La Azucena _del Moncayo_[1] llamábanla en veinte leguas á la redonda,
y bien merecía este sobrenombre, porque era tan airosa, tan blanca y
tan rubia que, como á las azucenas, parecía que Dios la había hecho de
nieve y oro.

[Footnote 1: Moncayo. See p. 8, note 1]

Y sin embargo, entre los señores comarcanos murmurábase que la hermosa
castellana de Veratón[1] no era tan limpia de sangre como bella, y que
á pesar de sus trenzas rubias y su tez de alabastro, había tenído por
madre una gitana.
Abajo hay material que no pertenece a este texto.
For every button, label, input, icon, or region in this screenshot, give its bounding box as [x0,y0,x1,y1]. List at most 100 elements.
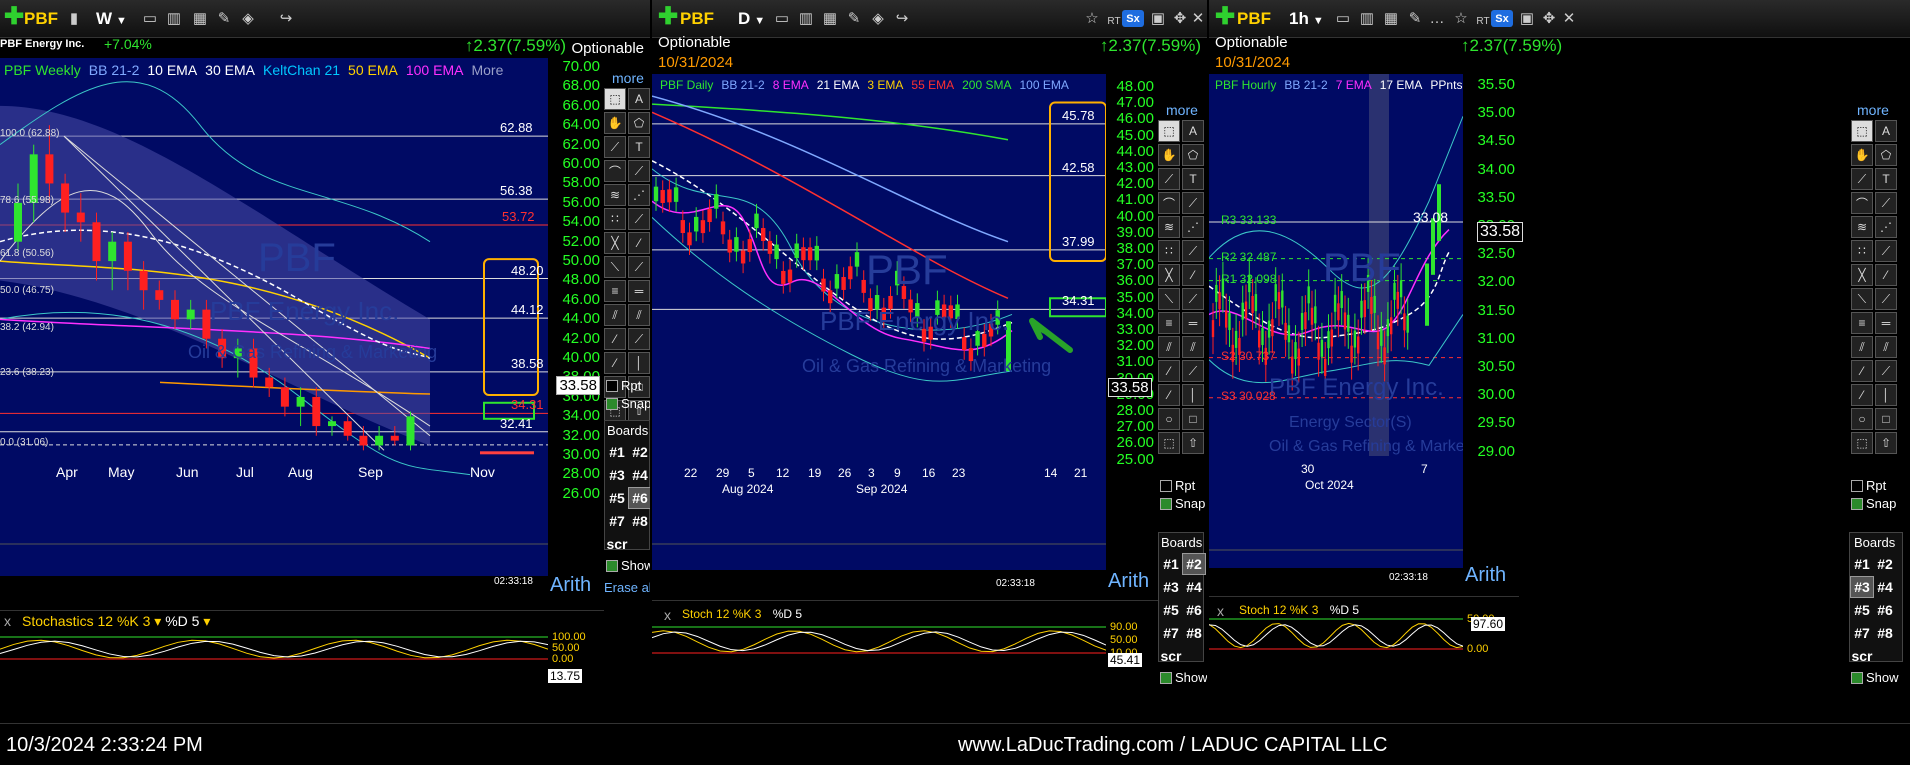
drawing-tool-icon[interactable]: ○ [1158,408,1180,430]
drawing-tool-icon[interactable]: A [1182,120,1204,142]
drawing-tool-icon[interactable]: ⋰ [628,184,650,206]
legend-item[interactable]: 100 EMA [1019,78,1068,92]
bars-icon[interactable]: ▥ [1357,8,1377,28]
drawing-tool-icon[interactable]: ⟋ [628,328,650,350]
drawing-tool-icon[interactable]: ⬠ [628,112,650,134]
drawing-tool-icon[interactable]: ⟋ [1851,168,1873,190]
drawing-tool-icon[interactable]: ═ [628,280,650,302]
drawing-tool-icon[interactable]: ∷ [604,208,626,230]
layout-icon[interactable]: ▮ [64,8,84,28]
drawing-tool-icon[interactable]: ⬚ [1851,120,1873,142]
rpt-checkbox[interactable]: Rpt [1160,478,1195,493]
eraser-icon[interactable]: ◈ [238,8,258,28]
board-button[interactable]: scr [605,533,629,555]
drawing-tool-icon[interactable]: ⫽ [628,304,650,326]
drawing-tool-icon[interactable]: ⫽ [1875,336,1897,358]
board-button[interactable]: #5 [1159,599,1183,621]
drawing-tool-icon[interactable]: ═ [1875,312,1897,334]
drawing-tool-icon[interactable]: ⌒ [604,160,626,182]
board-button[interactable]: #1 [605,441,629,463]
price-axis[interactable]: 35.5035.0034.5034.0033.5033.0032.5032.00… [1463,74,1524,604]
calculator-icon[interactable]: ▦ [1381,8,1401,28]
drawing-tool-icon[interactable]: ⁄ [1158,384,1180,406]
drawing-tool-icon[interactable]: ⋰ [1182,216,1204,238]
drawing-tool-icon[interactable]: ∷ [1158,240,1180,262]
legend-item[interactable]: PPnts [1430,78,1462,92]
board-button[interactable]: #8 [1873,622,1897,644]
drawing-tool-icon[interactable]: ⟍ [1158,288,1180,310]
drawing-tool-icon[interactable]: ⫽ [1851,336,1873,358]
drawing-tool-icon[interactable]: ⁄ [1158,360,1180,382]
legend-item[interactable]: PBF Weekly [4,62,81,78]
legend-item[interactable]: 21 EMA [817,78,860,92]
move-icon[interactable]: ✥ [1170,8,1190,28]
interval-select[interactable]: 1h ▼ [1289,9,1324,29]
save-icon[interactable]: ▣ [1148,8,1168,28]
board-button[interactable]: #5 [605,487,629,509]
drawing-tool-icon[interactable]: ⇧ [1182,432,1204,454]
scale-label[interactable]: Arith [1108,570,1149,593]
erase-all-link[interactable]: Erase all [604,580,650,595]
board-button[interactable]: #7 [605,510,629,532]
snap-checkbox[interactable]: Snap [1160,496,1205,511]
board-button[interactable]: #7 [1159,622,1183,644]
close-icon[interactable]: ✕ [1188,8,1207,28]
board-button[interactable]: #3 [1159,576,1183,598]
scale-label[interactable]: Arith [550,574,591,597]
add-symbol-icon[interactable]: ✚ [658,2,678,31]
drawing-tool-icon[interactable]: ⬚ [1851,432,1873,454]
legend-item[interactable]: More [471,62,503,78]
save-icon[interactable]: ▣ [1517,8,1537,28]
drawing-tool-icon[interactable]: ⟋ [1158,168,1180,190]
pencil-icon[interactable]: ✎ [844,8,864,28]
legend-item[interactable]: 55 EMA [911,78,954,92]
drawing-tool-icon[interactable]: ○ [1851,408,1873,430]
drawing-tool-icon[interactable]: □ [1875,408,1897,430]
drawing-tool-icon[interactable]: □ [1182,408,1204,430]
drawing-tool-icon[interactable]: │ [628,352,650,374]
symbol-label[interactable]: PBF [680,9,714,29]
drawing-tool-icon[interactable]: ≋ [1851,216,1873,238]
drawing-tool-icon[interactable]: ⟋ [1182,192,1204,214]
drawing-tool-icon[interactable]: ⫽ [1182,336,1204,358]
board-button[interactable]: #1 [1850,553,1874,575]
pencil-icon[interactable]: ✎ [214,8,234,28]
drawing-tool-icon[interactable]: ╳ [604,232,626,254]
legend-item[interactable]: BB 21-2 [89,62,140,78]
legend-item[interactable]: 200 SMA [962,78,1011,92]
close-pane-icon[interactable]: x [1217,603,1224,619]
drawing-tool-icon[interactable]: ⟋ [1875,360,1897,382]
more-link[interactable]: more [612,70,644,86]
sx-icon[interactable]: Sx [1122,10,1144,27]
calculator-icon[interactable]: ▦ [820,8,840,28]
drawing-tool-icon[interactable]: ∷ [1851,240,1873,262]
close-icon[interactable]: ✕ [1559,8,1579,28]
drawing-tool-icon[interactable]: ⫽ [1158,336,1180,358]
board-button[interactable]: #8 [1182,622,1206,644]
drawing-tool-icon[interactable]: ⟋ [628,256,650,278]
snap-checkbox[interactable]: Snap [1851,496,1896,511]
drawing-tool-icon[interactable]: ⟋ [1182,360,1204,382]
drawing-tool-icon[interactable]: ⁄ [628,232,650,254]
eraser-icon[interactable]: ◈ [868,8,888,28]
show-checkbox[interactable]: Show [1160,670,1207,685]
tv-icon[interactable]: ▭ [1333,8,1353,28]
drawing-tool-icon[interactable]: ✋ [604,112,626,134]
legend-item[interactable]: KeltChan 21 [263,62,340,78]
drawing-tool-icon[interactable]: ⁄ [604,352,626,374]
price-chart[interactable]: PBF Weekly BB 21-2 10 EMA 30 EMA KeltChan 21… [0,58,548,587]
drawing-tool-icon[interactable]: ✋ [1158,144,1180,166]
board-button[interactable]: #8 [628,510,650,532]
close-pane-icon[interactable]: x [664,607,671,623]
legend-item[interactable]: PBF Daily [660,78,713,92]
board-button[interactable]: #2 [628,441,650,463]
move-icon[interactable]: ✥ [1539,8,1559,28]
price-axis[interactable]: 48.00 47.00 46.00 45.00 44.00 43.00 42.00 41.00… [1106,74,1158,604]
drawing-tool-icon[interactable]: ⬚ [1158,432,1180,454]
drawing-tool-icon[interactable]: ⟋ [1875,240,1897,262]
drawing-tool-icon[interactable]: ⟋ [628,208,650,230]
interval-select[interactable]: D ▼ [738,9,765,29]
show-checkbox[interactable]: Show [1851,670,1899,685]
tv-icon[interactable]: ▭ [772,8,792,28]
tv-icon[interactable]: ▭ [140,8,160,28]
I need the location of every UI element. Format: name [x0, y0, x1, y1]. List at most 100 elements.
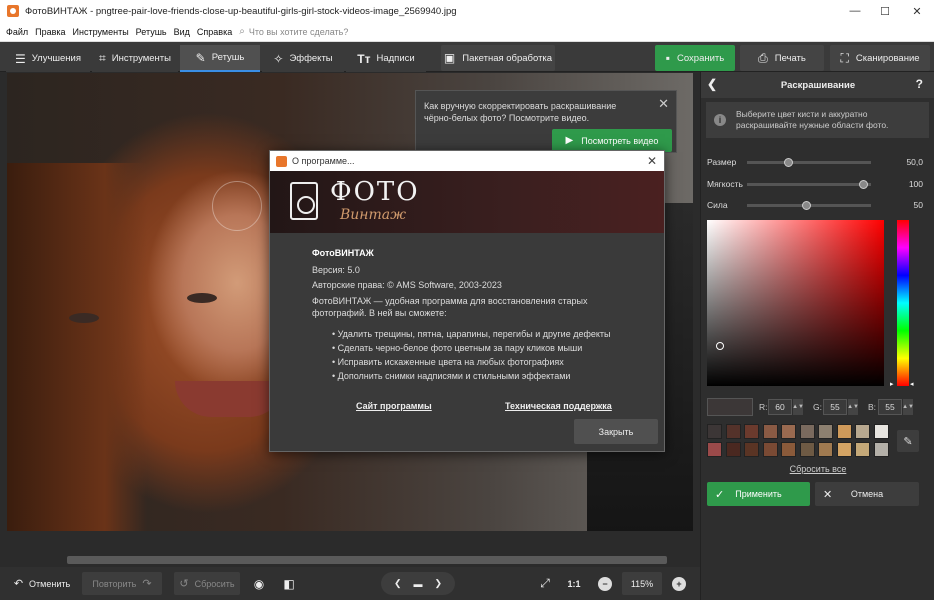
watch-video-button[interactable]: ▶ Посмотреть видео: [552, 129, 672, 152]
zoom-level[interactable]: 115%: [622, 572, 662, 595]
help-icon[interactable]: ?: [916, 77, 923, 91]
compare-toggle[interactable]: ◧: [277, 572, 301, 595]
zoom-in-button[interactable]: +: [669, 572, 689, 595]
reset-button[interactable]: ↺ Сбросить: [174, 572, 240, 595]
slider-knob[interactable]: [802, 201, 811, 210]
color-swatch[interactable]: [725, 442, 741, 457]
menu-edit[interactable]: Правка: [35, 27, 65, 37]
tab-effects[interactable]: ✧ Эффекты: [262, 45, 344, 72]
strength-label: Сила: [707, 200, 728, 210]
file-navigation: ❮ ▬ ❯: [381, 572, 455, 595]
color-picker-square[interactable]: [707, 220, 884, 386]
description-text: ФотоВИНТАЖ — удобная программа для восст…: [312, 295, 588, 319]
size-slider[interactable]: [747, 158, 871, 167]
g-spinner[interactable]: ▲▼: [847, 399, 859, 415]
compare-icon: ◧: [283, 576, 295, 591]
b-spinner[interactable]: ▲▼: [902, 399, 914, 415]
hue-slider[interactable]: [897, 220, 909, 386]
tab-captions[interactable]: Tт Надписи: [346, 45, 426, 72]
color-swatch[interactable]: [799, 442, 815, 457]
color-swatch[interactable]: [707, 424, 722, 439]
save-button[interactable]: ▪ Сохранить: [655, 45, 735, 71]
color-swatch[interactable]: [799, 424, 815, 439]
color-swatch[interactable]: [781, 424, 796, 439]
color-swatch[interactable]: [725, 424, 741, 439]
color-picker-cursor[interactable]: [716, 342, 724, 350]
menu-view[interactable]: Вид: [174, 27, 190, 37]
video-tip-popup: Как вручную скорректировать раскрашивани…: [415, 90, 677, 153]
reset-all-link[interactable]: Сбросить все: [701, 464, 934, 474]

Lo de cierto que pudiera haber en estas
murmuraciones, nadie pudo nunca decirlo, porque la verdad era que don
Dionís tuvo una vida bastante azarosa en su juventud, y después de
combatir largo tiempo bajo la conducta del monarca aragonés,[2] del
cual recabó entre otras mercedes el feudo del Moncayo,[3] marchóse á
Palestina,[4] en donde anduvo errante algunos años, para volver por
último á encerrarse en su castillo de Veratón,[5] con una hija
pequeña, nacida sin duda en aquellos países remotos. El único que
hubiera podido decir algo acerca del misterioso origen de Constanza,
pues acompañó a don Dionís en sus lejanas peregrinaciones, era el
padre de Garcés, y éste había ya muerto hacía bastante tiempo, sin
decir una sola palabra sobre el asunto ni á su propio hijo, que varias
veces y con muestras de grande interés, se lo habia preguntado.